Présidentielle en Sierra Leone : les candidats des deux principaux partis sont connus

Par Jeune Afrique avec AFP

Ernest Bai Koroma, président de Sierra Leone, à son arrivée à Banjul lors de la médiation visant à faire accepter sa défaite par le président gambien Yahya Jammeh, en décembre 2016. © Sylvain Cherkaoui/AP/SIPA

Plus de 3 millions d’électeurs seront appelés aux urnes le 7 mars 2018 pour les élections présidentielle, législatives et locales, après deux mandats du chef de l'État Ernest Bai Koroma.

Sauf revirement de dernière minute, les candidats à l’élection présidentielle sierra-léonaise sont connus.
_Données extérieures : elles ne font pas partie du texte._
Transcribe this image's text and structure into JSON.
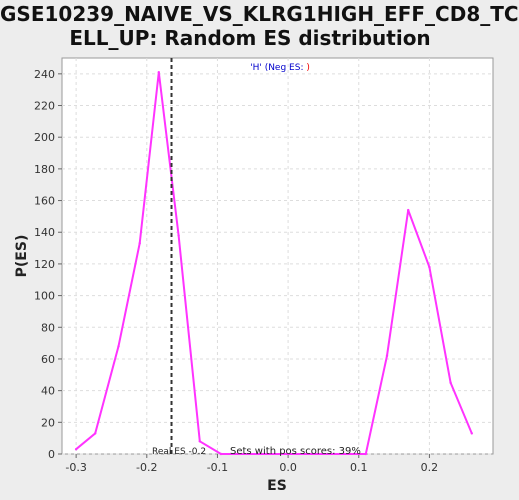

L’actuel chef de l’État, Ernest Bai Koroma, a désigné son ministre des Affaires étrangères Samura Kamara comme candidat de son parti lors de la convention du parti à Makeni (centre), ville d’origine du président. Une convention marquée par l’inauguration d’un nouveau siège de l’APC (Congrès de tout le peuple, au pouvoir), qui s’est achevée dans la nuit de dimanche à lundi 16 octobre.
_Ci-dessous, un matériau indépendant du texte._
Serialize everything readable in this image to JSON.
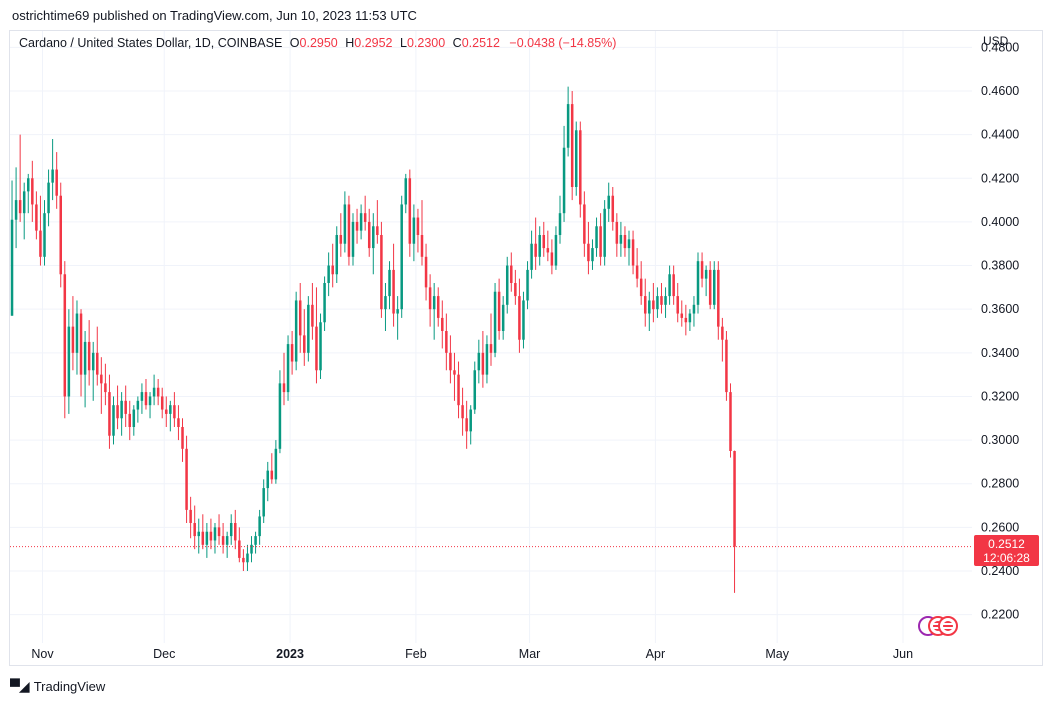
{
  "publish_line": "ostrichtime69 published on TradingView.com, Jun 10, 2023 11:53 UTC",
  "legend": {
    "symbol": "Cardano / United States Dollar, 1D, COINBASE",
    "o_label": "O",
    "o_value": "0.2950",
    "h_label": "H",
    "h_value": "0.2952",
    "l_label": "L",
    "l_value": "0.2300",
    "c_label": "C",
    "c_value": "0.2512",
    "change": "−0.0438 (−14.85%)"
  },
  "currency": "USD",
  "price_tag": {
    "price": "0.2512",
    "countdown": "12:06:28"
  },
  "branding": "TradingView",
  "colors": {
    "up": "#089981",
    "down": "#f23645",
    "grid": "#f0f3fa",
    "axis_text": "#131722"
  },
  "chart_data": {
    "type": "candlestick",
    "title": "Cardano / United States Dollar, 1D, COINBASE",
    "xlabel": "",
    "ylabel": "USD",
    "ylim": [
      0.207,
      0.4875
    ],
    "x_range": [
      "2022-10-24",
      "2023-06-18"
    ],
    "grid": true,
    "y_ticks": [
      "0.2200",
      "0.2400",
      "0.2600",
      "0.2800",
      "0.3000",
      "0.3200",
      "0.3400",
      "0.3600",
      "0.3800",
      "0.4000",
      "0.4200",
      "0.4400",
      "0.4600",
      "0.4800"
    ],
    "x_ticks": [
      {
        "label": "Nov",
        "date": "2022-11-01"
      },
      {
        "label": "Dec",
        "date": "2022-12-01"
      },
      {
        "label": "2023",
        "date": "2023-01-01",
        "bold": true
      },
      {
        "label": "Feb",
        "date": "2023-02-01"
      },
      {
        "label": "Mar",
        "date": "2023-03-01"
      },
      {
        "label": "Apr",
        "date": "2023-04-01"
      },
      {
        "label": "May",
        "date": "2023-05-01"
      },
      {
        "label": "Jun",
        "date": "2023-06-01"
      }
    ],
    "last_price": 0.2512,
    "start_date": "2022-10-24",
    "ohlc_daily": [
      [
        0.357,
        0.419,
        0.357,
        0.401
      ],
      [
        0.401,
        0.425,
        0.388,
        0.41
      ],
      [
        0.41,
        0.44,
        0.4,
        0.404
      ],
      [
        0.404,
        0.418,
        0.392,
        0.414
      ],
      [
        0.414,
        0.422,
        0.404,
        0.42
      ],
      [
        0.42,
        0.428,
        0.4,
        0.408
      ],
      [
        0.408,
        0.414,
        0.392,
        0.396
      ],
      [
        0.396,
        0.412,
        0.38,
        0.384
      ],
      [
        0.384,
        0.41,
        0.38,
        0.404
      ],
      [
        0.404,
        0.424,
        0.398,
        0.418
      ],
      [
        0.418,
        0.438,
        0.41,
        0.424
      ],
      [
        0.424,
        0.432,
        0.406,
        0.412
      ],
      [
        0.412,
        0.418,
        0.37,
        0.376
      ],
      [
        0.376,
        0.382,
        0.31,
        0.32
      ],
      [
        0.32,
        0.36,
        0.312,
        0.352
      ],
      [
        0.352,
        0.366,
        0.332,
        0.34
      ],
      [
        0.34,
        0.364,
        0.33,
        0.358
      ],
      [
        0.358,
        0.36,
        0.32,
        0.33
      ],
      [
        0.33,
        0.35,
        0.315,
        0.345
      ],
      [
        0.345,
        0.355,
        0.325,
        0.332
      ],
      [
        0.332,
        0.345,
        0.318,
        0.34
      ],
      [
        0.34,
        0.352,
        0.325,
        0.33
      ],
      [
        0.33,
        0.338,
        0.312,
        0.326
      ],
      [
        0.326,
        0.335,
        0.316,
        0.322
      ],
      [
        0.322,
        0.33,
        0.296,
        0.302
      ],
      [
        0.302,
        0.32,
        0.298,
        0.316
      ],
      [
        0.316,
        0.325,
        0.305,
        0.31
      ],
      [
        0.31,
        0.322,
        0.302,
        0.318
      ],
      [
        0.318,
        0.325,
        0.306,
        0.312
      ],
      [
        0.312,
        0.318,
        0.3,
        0.306
      ],
      [
        0.306,
        0.316,
        0.302,
        0.314
      ],
      [
        0.314,
        0.32,
        0.308,
        0.318
      ],
      [
        0.318,
        0.326,
        0.312,
        0.322
      ],
      [
        0.322,
        0.328,
        0.314,
        0.316
      ],
      [
        0.316,
        0.322,
        0.31,
        0.32
      ],
      [
        0.32,
        0.33,
        0.316,
        0.324
      ],
      [
        0.324,
        0.328,
        0.316,
        0.32
      ],
      [
        0.32,
        0.324,
        0.31,
        0.314
      ],
      [
        0.314,
        0.32,
        0.306,
        0.312
      ],
      [
        0.312,
        0.318,
        0.304,
        0.316
      ],
      [
        0.316,
        0.322,
        0.306,
        0.31
      ],
      [
        0.31,
        0.316,
        0.3,
        0.306
      ],
      [
        0.306,
        0.31,
        0.29,
        0.296
      ],
      [
        0.296,
        0.302,
        0.262,
        0.268
      ],
      [
        0.268,
        0.274,
        0.255,
        0.262
      ],
      [
        0.262,
        0.27,
        0.25,
        0.256
      ],
      [
        0.256,
        0.264,
        0.248,
        0.258
      ],
      [
        0.258,
        0.266,
        0.25,
        0.252
      ],
      [
        0.252,
        0.262,
        0.246,
        0.258
      ],
      [
        0.258,
        0.264,
        0.25,
        0.254
      ],
      [
        0.254,
        0.262,
        0.248,
        0.26
      ],
      [
        0.26,
        0.266,
        0.252,
        0.256
      ],
      [
        0.256,
        0.262,
        0.248,
        0.252
      ],
      [
        0.252,
        0.258,
        0.246,
        0.256
      ],
      [
        0.256,
        0.266,
        0.252,
        0.262
      ],
      [
        0.262,
        0.268,
        0.25,
        0.254
      ],
      [
        0.254,
        0.26,
        0.244,
        0.246
      ],
      [
        0.246,
        0.25,
        0.24,
        0.244
      ],
      [
        0.244,
        0.252,
        0.24,
        0.248
      ],
      [
        0.248,
        0.256,
        0.244,
        0.252
      ],
      [
        0.252,
        0.258,
        0.248,
        0.256
      ],
      [
        0.256,
        0.268,
        0.252,
        0.265
      ],
      [
        0.265,
        0.282,
        0.262,
        0.278
      ],
      [
        0.278,
        0.29,
        0.272,
        0.286
      ],
      [
        0.286,
        0.294,
        0.28,
        0.282
      ],
      [
        0.282,
        0.3,
        0.28,
        0.296
      ],
      [
        0.296,
        0.332,
        0.294,
        0.326
      ],
      [
        0.326,
        0.34,
        0.316,
        0.322
      ],
      [
        0.322,
        0.348,
        0.318,
        0.344
      ],
      [
        0.344,
        0.35,
        0.33,
        0.336
      ],
      [
        0.336,
        0.368,
        0.332,
        0.364
      ],
      [
        0.364,
        0.372,
        0.34,
        0.348
      ],
      [
        0.348,
        0.36,
        0.334,
        0.34
      ],
      [
        0.34,
        0.366,
        0.336,
        0.362
      ],
      [
        0.362,
        0.372,
        0.346,
        0.352
      ],
      [
        0.352,
        0.37,
        0.326,
        0.332
      ],
      [
        0.332,
        0.358,
        0.328,
        0.354
      ],
      [
        0.354,
        0.375,
        0.35,
        0.372
      ],
      [
        0.372,
        0.386,
        0.366,
        0.38
      ],
      [
        0.38,
        0.39,
        0.37,
        0.376
      ],
      [
        0.376,
        0.398,
        0.372,
        0.394
      ],
      [
        0.394,
        0.404,
        0.384,
        0.39
      ],
      [
        0.39,
        0.414,
        0.386,
        0.408
      ],
      [
        0.408,
        0.412,
        0.38,
        0.384
      ],
      [
        0.384,
        0.404,
        0.38,
        0.4
      ],
      [
        0.4,
        0.406,
        0.39,
        0.396
      ],
      [
        0.396,
        0.408,
        0.392,
        0.404
      ],
      [
        0.404,
        0.412,
        0.396,
        0.4
      ],
      [
        0.4,
        0.406,
        0.384,
        0.388
      ],
      [
        0.388,
        0.404,
        0.376,
        0.398
      ],
      [
        0.398,
        0.41,
        0.39,
        0.394
      ],
      [
        0.394,
        0.4,
        0.356,
        0.36
      ],
      [
        0.36,
        0.372,
        0.35,
        0.366
      ],
      [
        0.366,
        0.382,
        0.36,
        0.378
      ],
      [
        0.378,
        0.39,
        0.352,
        0.358
      ],
      [
        0.358,
        0.366,
        0.346,
        0.36
      ],
      [
        0.36,
        0.412,
        0.356,
        0.408
      ],
      [
        0.408,
        0.422,
        0.404,
        0.42
      ],
      [
        0.42,
        0.424,
        0.384,
        0.39
      ],
      [
        0.39,
        0.408,
        0.382,
        0.402
      ],
      [
        0.402,
        0.406,
        0.386,
        0.394
      ],
      [
        0.394,
        0.41,
        0.38,
        0.384
      ],
      [
        0.384,
        0.39,
        0.364,
        0.37
      ],
      [
        0.37,
        0.376,
        0.352,
        0.36
      ],
      [
        0.36,
        0.372,
        0.346,
        0.366
      ],
      [
        0.366,
        0.37,
        0.352,
        0.356
      ],
      [
        0.356,
        0.364,
        0.342,
        0.35
      ],
      [
        0.35,
        0.358,
        0.332,
        0.34
      ],
      [
        0.34,
        0.348,
        0.326,
        0.332
      ],
      [
        0.332,
        0.34,
        0.318,
        0.33
      ],
      [
        0.33,
        0.336,
        0.31,
        0.316
      ],
      [
        0.316,
        0.324,
        0.302,
        0.31
      ],
      [
        0.31,
        0.318,
        0.296,
        0.304
      ],
      [
        0.304,
        0.316,
        0.298,
        0.314
      ],
      [
        0.314,
        0.336,
        0.312,
        0.332
      ],
      [
        0.332,
        0.346,
        0.326,
        0.34
      ],
      [
        0.34,
        0.35,
        0.324,
        0.33
      ],
      [
        0.33,
        0.348,
        0.326,
        0.344
      ],
      [
        0.344,
        0.358,
        0.334,
        0.34
      ],
      [
        0.34,
        0.372,
        0.338,
        0.368
      ],
      [
        0.368,
        0.374,
        0.346,
        0.35
      ],
      [
        0.35,
        0.366,
        0.346,
        0.362
      ],
      [
        0.362,
        0.384,
        0.358,
        0.38
      ],
      [
        0.38,
        0.386,
        0.368,
        0.372
      ],
      [
        0.372,
        0.378,
        0.362,
        0.366
      ],
      [
        0.366,
        0.374,
        0.34,
        0.346
      ],
      [
        0.346,
        0.368,
        0.342,
        0.364
      ],
      [
        0.364,
        0.382,
        0.36,
        0.378
      ],
      [
        0.378,
        0.396,
        0.374,
        0.39
      ],
      [
        0.39,
        0.402,
        0.378,
        0.384
      ],
      [
        0.384,
        0.398,
        0.38,
        0.394
      ],
      [
        0.394,
        0.4,
        0.384,
        0.388
      ],
      [
        0.388,
        0.396,
        0.382,
        0.386
      ],
      [
        0.386,
        0.392,
        0.376,
        0.38
      ],
      [
        0.38,
        0.398,
        0.378,
        0.394
      ],
      [
        0.394,
        0.412,
        0.39,
        0.404
      ],
      [
        0.404,
        0.444,
        0.4,
        0.434
      ],
      [
        0.434,
        0.462,
        0.43,
        0.454
      ],
      [
        0.454,
        0.46,
        0.41,
        0.416
      ],
      [
        0.416,
        0.446,
        0.412,
        0.442
      ],
      [
        0.442,
        0.446,
        0.402,
        0.408
      ],
      [
        0.408,
        0.414,
        0.384,
        0.39
      ],
      [
        0.39,
        0.4,
        0.376,
        0.382
      ],
      [
        0.382,
        0.392,
        0.378,
        0.388
      ],
      [
        0.388,
        0.402,
        0.384,
        0.398
      ],
      [
        0.398,
        0.404,
        0.38,
        0.384
      ],
      [
        0.384,
        0.41,
        0.38,
        0.406
      ],
      [
        0.406,
        0.418,
        0.4,
        0.412
      ],
      [
        0.412,
        0.416,
        0.396,
        0.4
      ],
      [
        0.4,
        0.404,
        0.384,
        0.39
      ],
      [
        0.39,
        0.4,
        0.384,
        0.394
      ],
      [
        0.394,
        0.398,
        0.384,
        0.388
      ],
      [
        0.388,
        0.396,
        0.38,
        0.392
      ],
      [
        0.392,
        0.396,
        0.376,
        0.38
      ],
      [
        0.38,
        0.388,
        0.37,
        0.374
      ],
      [
        0.374,
        0.382,
        0.362,
        0.366
      ],
      [
        0.366,
        0.374,
        0.352,
        0.358
      ],
      [
        0.358,
        0.368,
        0.35,
        0.364
      ],
      [
        0.364,
        0.372,
        0.354,
        0.36
      ],
      [
        0.36,
        0.37,
        0.356,
        0.366
      ],
      [
        0.366,
        0.372,
        0.358,
        0.362
      ],
      [
        0.362,
        0.37,
        0.356,
        0.366
      ],
      [
        0.366,
        0.38,
        0.362,
        0.376
      ],
      [
        0.376,
        0.38,
        0.362,
        0.366
      ],
      [
        0.366,
        0.372,
        0.354,
        0.358
      ],
      [
        0.358,
        0.364,
        0.352,
        0.356
      ],
      [
        0.356,
        0.362,
        0.348,
        0.354
      ],
      [
        0.354,
        0.36,
        0.35,
        0.358
      ],
      [
        0.358,
        0.366,
        0.352,
        0.362
      ],
      [
        0.362,
        0.386,
        0.358,
        0.382
      ],
      [
        0.382,
        0.386,
        0.37,
        0.374
      ],
      [
        0.374,
        0.38,
        0.366,
        0.378
      ],
      [
        0.378,
        0.382,
        0.36,
        0.362
      ],
      [
        0.362,
        0.382,
        0.36,
        0.378
      ],
      [
        0.378,
        0.382,
        0.346,
        0.352
      ],
      [
        0.352,
        0.356,
        0.336,
        0.346
      ],
      [
        0.346,
        0.35,
        0.318,
        0.322
      ],
      [
        0.322,
        0.326,
        0.292,
        0.295
      ],
      [
        0.295,
        0.2952,
        0.23,
        0.2512
      ]
    ]
  }
}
À 66 ans, le candidat, économiste de formation, est loin d’être un novice en politique. Précédemment ministre des Finances et gouverneur de la Banque centrale, le chef de la diplomatie sierra-léonaise a été sélectionné parmi 26 prétendants.

 

Samura Kamara, ministre sierra-léonais des Affaires étrangères et candidat à la présidentielle, le 22 septembre 2017 à l'ONU. © Craig Ruttle/AP/SIPA

Julius Maada Bio, un ex-chef d’une junte militaire

De son côté, le SLPP (Parti du peuple de Sierra Leone), principale formation d’opposition, a investi un ancien général, Julius Maada Bio, 53 ans. Déjà candidat en 2012, ce dernier est également bien connu des électeurs pour être l’ex-chef d’une junte militaire qui a dirigé le pays pendant quelques mois en 1996.
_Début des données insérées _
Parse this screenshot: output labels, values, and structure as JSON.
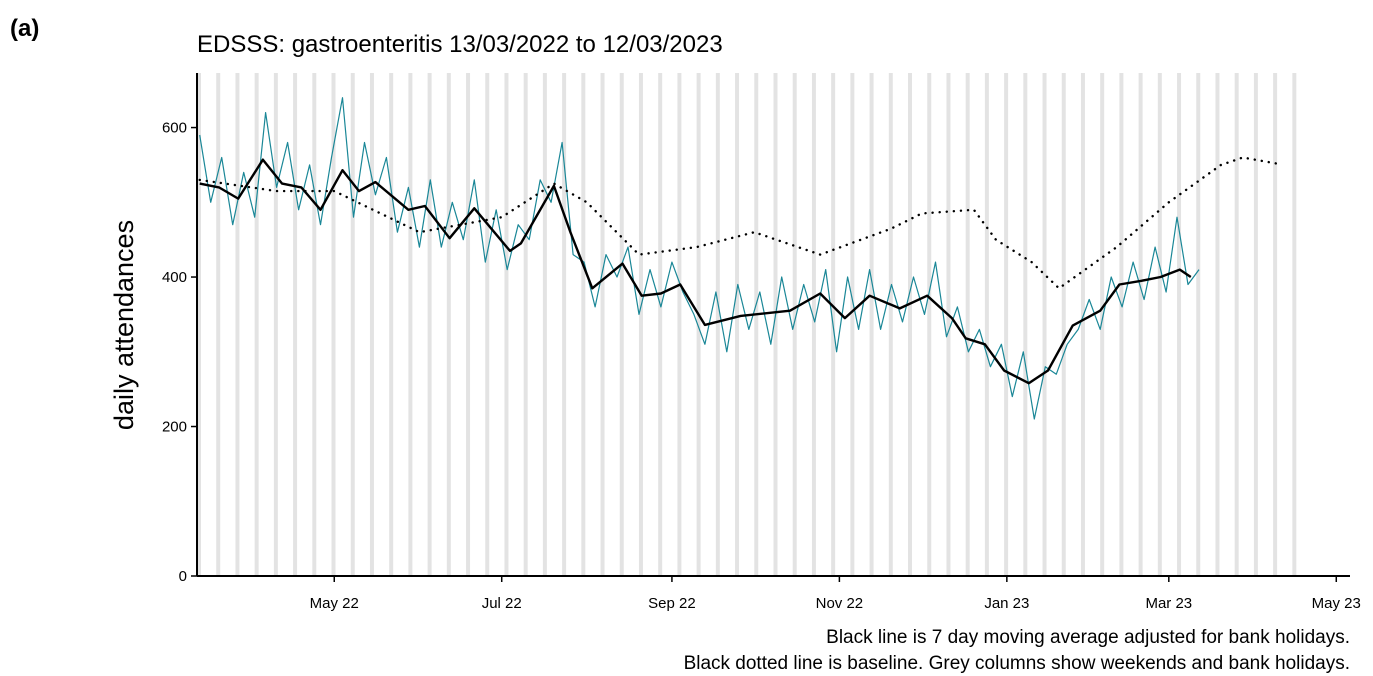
{
  "panel_label": "(a)",
  "chart_data": {
    "type": "line",
    "title": "EDSSS: gastroenteritis 13/03/2022 to 12/03/2023",
    "ylabel": "daily attendances",
    "notes": [
      "Black line is 7 day moving average adjusted for bank holidays.",
      "Black dotted line is baseline. Grey columns show weekends and bank holidays."
    ],
    "xlim": [
      "2022-03-12",
      "2023-05-06"
    ],
    "xticks": [
      {
        "value": "2022-05-01",
        "label": "May 22"
      },
      {
        "value": "2022-07-01",
        "label": "Jul 22"
      },
      {
        "value": "2022-09-01",
        "label": "Sep 22"
      },
      {
        "value": "2022-11-01",
        "label": "Nov 22"
      },
      {
        "value": "2023-01-01",
        "label": "Jan 23"
      },
      {
        "value": "2023-03-01",
        "label": "Mar 23"
      },
      {
        "value": "2023-05-01",
        "label": "May 23"
      }
    ],
    "ylim": [
      0,
      673
    ],
    "yticks": [
      0,
      200,
      400,
      600
    ],
    "shading_color": "#e3e3e3",
    "series": [
      {
        "color": "#1a8797",
        "style": "solid",
        "width": 1.2,
        "x": [
          "2022-03-13",
          "2022-03-17",
          "2022-03-21",
          "2022-03-25",
          "2022-03-29",
          "2022-04-02",
          "2022-04-06",
          "2022-04-10",
          "2022-04-14",
          "2022-04-18",
          "2022-04-22",
          "2022-04-26",
          "2022-04-30",
          "2022-05-04",
          "2022-05-08",
          "2022-05-12",
          "2022-05-16",
          "2022-05-20",
          "2022-05-24",
          "2022-05-28",
          "2022-06-01",
          "2022-06-05",
          "2022-06-09",
          "2022-06-13",
          "2022-06-17",
          "2022-06-21",
          "2022-06-25",
          "2022-06-29",
          "2022-07-03",
          "2022-07-07",
          "2022-07-11",
          "2022-07-15",
          "2022-07-19",
          "2022-07-23",
          "2022-07-27",
          "2022-07-31",
          "2022-08-04",
          "2022-08-08",
          "2022-08-12",
          "2022-08-16",
          "2022-08-20",
          "2022-08-24",
          "2022-08-28",
          "2022-09-01",
          "2022-09-05",
          "2022-09-09",
          "2022-09-13",
          "2022-09-17",
          "2022-09-21",
          "2022-09-25",
          "2022-09-29",
          "2022-10-03",
          "2022-10-07",
          "2022-10-11",
          "2022-10-15",
          "2022-10-19",
          "2022-10-23",
          "2022-10-27",
          "2022-10-31",
          "2022-11-04",
          "2022-11-08",
          "2022-11-12",
          "2022-11-16",
          "2022-11-20",
          "2022-11-24",
          "2022-11-28",
          "2022-12-02",
          "2022-12-06",
          "2022-12-10",
          "2022-12-14",
          "2022-12-18",
          "2022-12-22",
          "2022-12-26",
          "2022-12-30",
          "2023-01-03",
          "2023-01-07",
          "2023-01-11",
          "2023-01-15",
          "2023-01-19",
          "2023-01-23",
          "2023-01-27",
          "2023-01-31",
          "2023-02-04",
          "2023-02-08",
          "2023-02-12",
          "2023-02-16",
          "2023-02-20",
          "2023-02-24",
          "2023-02-28",
          "2023-03-04",
          "2023-03-08",
          "2023-03-12"
        ],
        "values": [
          590,
          500,
          560,
          470,
          540,
          480,
          620,
          520,
          580,
          490,
          550,
          470,
          560,
          640,
          480,
          580,
          510,
          560,
          460,
          520,
          440,
          530,
          440,
          500,
          450,
          530,
          420,
          490,
          410,
          470,
          450,
          530,
          500,
          580,
          430,
          420,
          360,
          430,
          400,
          440,
          350,
          410,
          360,
          420,
          380,
          350,
          310,
          380,
          300,
          390,
          330,
          380,
          310,
          400,
          330,
          390,
          340,
          410,
          300,
          400,
          330,
          410,
          330,
          390,
          340,
          400,
          350,
          420,
          320,
          360,
          300,
          330,
          280,
          310,
          240,
          300,
          210,
          280,
          270,
          310,
          330,
          370,
          330,
          400,
          360,
          420,
          370,
          440,
          380,
          480,
          390,
          410
        ]
      },
      {
        "color": "#000000",
        "style": "solid",
        "width": 2.4,
        "x": [
          "2022-03-13",
          "2022-03-20",
          "2022-03-27",
          "2022-04-05",
          "2022-04-12",
          "2022-04-19",
          "2022-04-26",
          "2022-05-04",
          "2022-05-10",
          "2022-05-16",
          "2022-05-28",
          "2022-06-03",
          "2022-06-12",
          "2022-06-21",
          "2022-07-04",
          "2022-07-08",
          "2022-07-20",
          "2022-07-26",
          "2022-08-03",
          "2022-08-14",
          "2022-08-21",
          "2022-08-28",
          "2022-09-04",
          "2022-09-13",
          "2022-09-26",
          "2022-10-14",
          "2022-10-25",
          "2022-11-03",
          "2022-11-12",
          "2022-11-23",
          "2022-12-03",
          "2022-12-12",
          "2022-12-17",
          "2022-12-24",
          "2022-12-31",
          "2023-01-09",
          "2023-01-16",
          "2023-01-25",
          "2023-02-04",
          "2023-02-11",
          "2023-02-19",
          "2023-02-26",
          "2023-03-05",
          "2023-03-09"
        ],
        "values": [
          525,
          520,
          505,
          557,
          525,
          520,
          490,
          543,
          515,
          527,
          490,
          495,
          452,
          492,
          435,
          445,
          522,
          460,
          385,
          418,
          375,
          378,
          390,
          336,
          348,
          355,
          378,
          345,
          375,
          358,
          375,
          345,
          318,
          310,
          275,
          258,
          275,
          335,
          355,
          390,
          395,
          400,
          410,
          400
        ]
      },
      {
        "color": "#000000",
        "style": "dotted",
        "width": 2.4,
        "x": [
          "2022-03-13",
          "2022-04-10",
          "2022-05-01",
          "2022-06-01",
          "2022-07-01",
          "2022-07-20",
          "2022-08-01",
          "2022-08-20",
          "2022-09-10",
          "2022-10-01",
          "2022-10-25",
          "2022-11-20",
          "2022-12-01",
          "2022-12-20",
          "2022-12-28",
          "2023-01-10",
          "2023-01-20",
          "2023-02-10",
          "2023-03-01",
          "2023-03-20",
          "2023-03-28",
          "2023-04-09"
        ],
        "values": [
          530,
          515,
          515,
          460,
          480,
          525,
          500,
          430,
          440,
          460,
          430,
          465,
          485,
          490,
          450,
          420,
          385,
          440,
          500,
          550,
          560,
          552
        ]
      }
    ]
  }
}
Julius Maada Bio l’a emporté parmi cinq aspirants à l’investiture, lors d’une convention du parti au siège du Parlement à Freetown, la capitale.

 

Julius Madaa Bio, candidat à la présidentielle, en 2012 à Freetown, en Sierra Leone. © Rebecca Blackwell/AP/SIPA

Climat politique tendu

Quelque 3,1 millions d’habitants de ce pays anglophone d’Afrique de l’Ouest sont appelés aux urnes le 7 mars 2018 pour des élections présidentielles, législatives et locales. Mais le climat pré-électoral est d’ores et déjà extrêmement tendu. Preuve en est, le président de la Commission électorale nationale (NEC), N’fah Alie Conteh, a reçu des des menaces de mort, tout comme un autre cadre du NEC.

Ernest Bai Koroma, qui ne peut se représenter après avoir effectué deux mandats, a récemment réitéré devant des ambassadeurs étrangers son engagement à « faire en sorte que les élections de mars 2018 soient plus transparentes et plus crédibles » que les précédentes.